В случае с Иолиндой я колебался потому, что не желал становиться всего лишь заменителем ее собственного отца и играть роль «мудрого старца»; она же колебалась потому, что ей необходимо было увериться в том, что мне можно «верить». Джон Дэйкер назвал бы подобные отношения невротическими. Может быть, это и так, но, с другой стороны, что ненормального в поведении в общем-то совершенно нормальной девушки, если ей немножко боязно при виде того, кого она собственными глазами совсем недавно видела встающим из могилы?

Но довольно об этом. Могу лишь сказать, что, несмотря на горячую взаимную любовь, мы с Иолиндой ничем таким не занимались — вот и все. Мы даже не обсуждали подобной возможности, хотя страстные призывы все время готовы были сорваться у меня с языка…

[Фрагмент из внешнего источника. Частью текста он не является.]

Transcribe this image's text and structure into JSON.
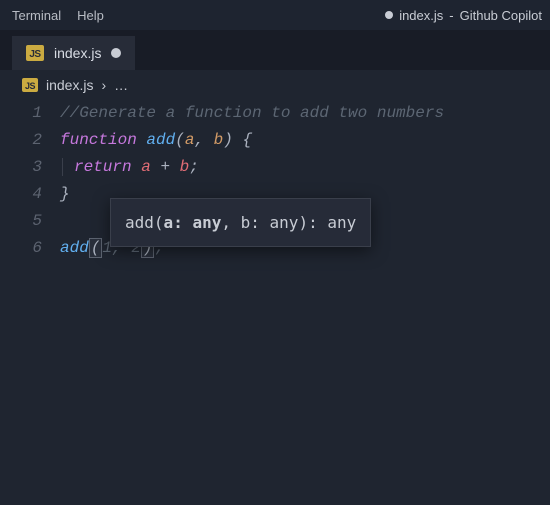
{
  "menubar": {
    "terminal": "Terminal",
    "help": "Help",
    "title_file": "index.js",
    "title_app": "Github Copilot"
  },
  "tab": {
    "filename": "index.js"
  },
  "breadcrumb": {
    "filename": "index.js"
  },
  "editor": {
    "lines": {
      "l1": "1",
      "l2": "2",
      "l3": "3",
      "l4": "4",
      "l5": "5",
      "l6": "6"
    },
    "comment": "//Generate a function to add two numbers",
    "kw_function": "function",
    "fn_name": "add",
    "p1": "a",
    "p2": "b",
    "kw_return": "return",
    "var_a": "a",
    "op_plus": "+",
    "var_b": "b",
    "call_fn": "add",
    "ghost_arg1": "1",
    "ghost_arg2": "2"
  },
  "tooltip": {
    "fn": "add",
    "p1": "a",
    "t1": "any",
    "p2": "b",
    "t2": "any",
    "ret": "any"
  }
}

Но, что самое странное, страсть моя к прекрасной Иолинде начала постепенно как бы таять. Я по-прежнему любил ее от всего сердца, она была мне дороже всего на свете, но выражать свои чувства, если так можно выразиться, физически потребности у меня больше не возникало. Это уж совсем было на меня не похоже. Или, точнее, было не похоже на Джона Дэйкера!

Но, по мере того как приближался день нашей разлуки, во мне стало крепнуть желание хоть в чем-то выразить свою любовь, и однажды, когда мы прогуливались по цветущим галереям, я остановился, нежно положил руку ей на затылок, чуть поглаживая шею под белокурыми волосами, и повернул ее лицом к себе.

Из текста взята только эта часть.